Thin films of molybdenum trioxide (MoO3) were deposited on common glass using the chemical spray pyrolysis technique. A (NH4)6Mo7O244H20 solution 0.1M was used as the precursor one. The influence of substrate temperature on the crystallographic structure, surface morphology and electrical behavior of MoO3 thin films was studied. MoO3 can exist in two crystalline forms, the thermodynamically stable orthorhombic α-MoO3 and the metastable monoclinic β-MoO3 phase.
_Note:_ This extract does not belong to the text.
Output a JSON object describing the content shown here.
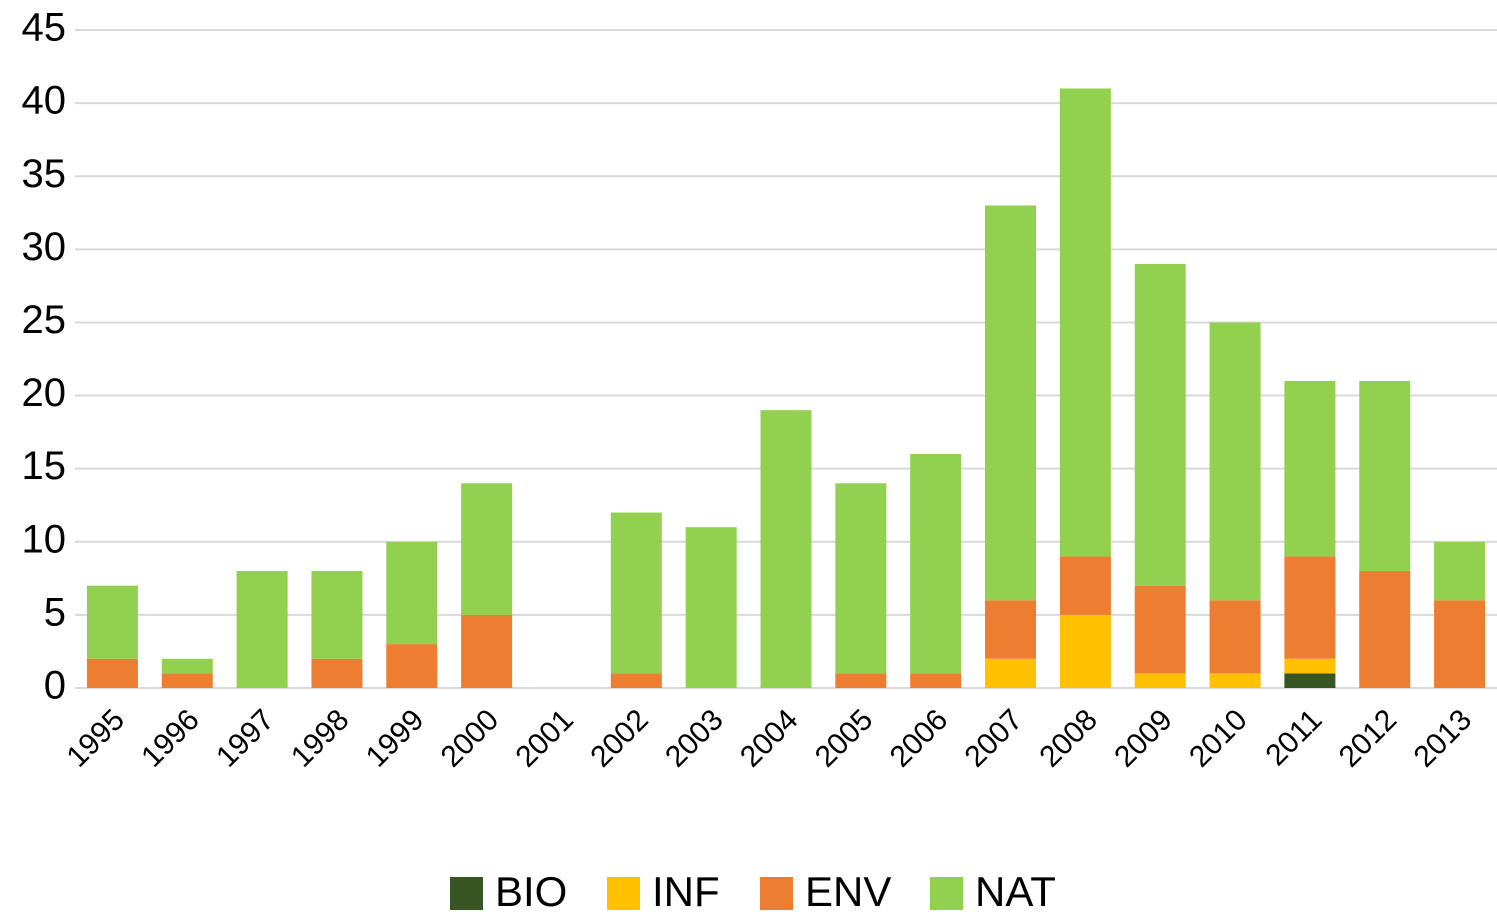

XRD-spectra showed a growth of α-MoO3 phase percentage as substrate temperature increases from 420K up to 670K. Films deposited in the 500–600K range have a clearly porous surface structure of nanometer order as can be seen in SEM images. Changes up to six magnitude orders were observed in MoO3 thin films electrical resistance when films temperature varied from 100K up to 500K. The sensing property of these MoO3 films was also studied. The sensitivity was investigated in the temperature range 160 and 360K for H2O and CO gases, respectively. Both of them are of reducing nature. In all studied cases sensitivity decreases slowly as film temperature is raised. At room temperature the sensitivity changes from 12 up to 75% depending on substrate temperature. The sensitivity for CO gas was found to be lower than that of H2O.